But Shelp said the ban is less about enforcement and more about empowerment and education.
If the ban passes in November, the health department plans to spend at least $30,000 on countywide signs used to educate residents about the ban, said County Health Director Colleen Bridger.
Prior to Wednesday night’s hearing, the board heard public opinion through surveys.
Bridger said out of the nearly 800 participants, more than 80 percent supported the rule.
But not everyone was supportive.
Chapel Hill mother and nonsmoker Terri Tyson spoke out against the rule at the hearing.
“This rule is rather extensive and Draconian,” she said. “Smokers will be forced to smoke in their cars where children could be present. A bit of smoke on a remote sidewalk is much less harmful than a child ingesting it in a car.”
Board member Michael Wood was the only member to oppose the rule, refusing to accept the part that bans smoking on sidewalks.
At the hearing, advocates of the rule cited its overwhelming public support and capacity to discourage youth smoking, as well as existing trends of decreased smoking.
Orange County would not be the first to adopt this rule in the Triangle area.
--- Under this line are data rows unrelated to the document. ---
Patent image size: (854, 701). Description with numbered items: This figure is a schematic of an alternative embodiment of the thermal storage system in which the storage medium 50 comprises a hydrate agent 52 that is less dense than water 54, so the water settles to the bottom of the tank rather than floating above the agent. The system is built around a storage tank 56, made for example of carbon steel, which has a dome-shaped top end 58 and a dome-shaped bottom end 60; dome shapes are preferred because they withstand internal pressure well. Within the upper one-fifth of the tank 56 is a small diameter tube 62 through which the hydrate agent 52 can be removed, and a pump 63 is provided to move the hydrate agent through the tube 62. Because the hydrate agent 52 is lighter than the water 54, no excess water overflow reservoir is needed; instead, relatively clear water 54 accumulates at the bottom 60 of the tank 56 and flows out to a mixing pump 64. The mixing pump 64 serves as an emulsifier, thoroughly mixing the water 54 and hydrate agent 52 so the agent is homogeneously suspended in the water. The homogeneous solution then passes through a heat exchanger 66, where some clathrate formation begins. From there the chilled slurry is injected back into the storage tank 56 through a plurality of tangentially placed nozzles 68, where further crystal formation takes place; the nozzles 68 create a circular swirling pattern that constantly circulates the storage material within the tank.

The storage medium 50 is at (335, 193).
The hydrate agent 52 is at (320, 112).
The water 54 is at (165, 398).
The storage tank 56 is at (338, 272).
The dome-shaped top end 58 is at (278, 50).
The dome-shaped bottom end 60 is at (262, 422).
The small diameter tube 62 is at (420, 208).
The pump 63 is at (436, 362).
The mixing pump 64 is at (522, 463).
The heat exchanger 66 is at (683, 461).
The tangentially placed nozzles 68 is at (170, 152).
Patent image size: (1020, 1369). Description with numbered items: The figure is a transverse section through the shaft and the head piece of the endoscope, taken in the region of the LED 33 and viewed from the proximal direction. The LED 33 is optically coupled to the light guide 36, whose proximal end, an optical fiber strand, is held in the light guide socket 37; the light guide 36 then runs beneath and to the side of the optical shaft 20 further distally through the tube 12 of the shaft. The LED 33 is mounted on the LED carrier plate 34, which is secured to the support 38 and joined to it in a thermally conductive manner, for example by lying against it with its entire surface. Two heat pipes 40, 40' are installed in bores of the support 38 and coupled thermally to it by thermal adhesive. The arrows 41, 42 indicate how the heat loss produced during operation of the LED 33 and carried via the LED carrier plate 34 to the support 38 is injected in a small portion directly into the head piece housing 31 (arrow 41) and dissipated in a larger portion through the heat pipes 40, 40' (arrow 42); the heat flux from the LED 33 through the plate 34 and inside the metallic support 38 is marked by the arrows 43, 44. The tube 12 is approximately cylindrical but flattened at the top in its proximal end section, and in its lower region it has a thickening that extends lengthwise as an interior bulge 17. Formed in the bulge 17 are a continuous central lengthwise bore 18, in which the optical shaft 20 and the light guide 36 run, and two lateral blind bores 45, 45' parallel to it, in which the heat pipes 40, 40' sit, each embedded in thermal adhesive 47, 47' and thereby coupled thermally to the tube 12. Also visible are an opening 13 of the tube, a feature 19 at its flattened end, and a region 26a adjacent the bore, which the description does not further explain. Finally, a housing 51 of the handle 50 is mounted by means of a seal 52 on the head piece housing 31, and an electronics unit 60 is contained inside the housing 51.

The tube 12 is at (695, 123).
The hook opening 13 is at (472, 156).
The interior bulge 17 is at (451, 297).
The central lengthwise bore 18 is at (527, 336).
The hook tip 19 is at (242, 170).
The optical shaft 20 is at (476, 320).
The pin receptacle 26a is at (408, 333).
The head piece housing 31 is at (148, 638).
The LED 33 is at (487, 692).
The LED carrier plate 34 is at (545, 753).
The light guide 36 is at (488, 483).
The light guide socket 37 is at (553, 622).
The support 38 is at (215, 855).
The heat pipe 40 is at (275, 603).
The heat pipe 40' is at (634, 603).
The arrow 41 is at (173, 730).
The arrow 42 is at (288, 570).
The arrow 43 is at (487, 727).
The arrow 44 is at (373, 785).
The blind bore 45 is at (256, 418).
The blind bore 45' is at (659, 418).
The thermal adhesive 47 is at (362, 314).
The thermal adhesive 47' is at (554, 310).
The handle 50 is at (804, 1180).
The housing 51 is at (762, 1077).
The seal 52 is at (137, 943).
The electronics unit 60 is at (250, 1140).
Durham County passed a similar ban less than a year ago.
Board member Matthew Kelm, who works in Durham, said he has seen the effects of the rule after several of his coworkers quit smoking following the ban.
“I very tangibly have seen these benefits in my community, in my workplace,” he said.
In Orange County, smoking is banned only in restaurants and bars per a state statute that passed in 2010.
Bridger said if the rule passes the county commissioners, a “soft implementation” period will begin Jan. 1.
For six months, the rule will be in effect, but it will not be enforced by police.
After the introductory period ends, law enforcement would begin to enforce the rule and impose the fine.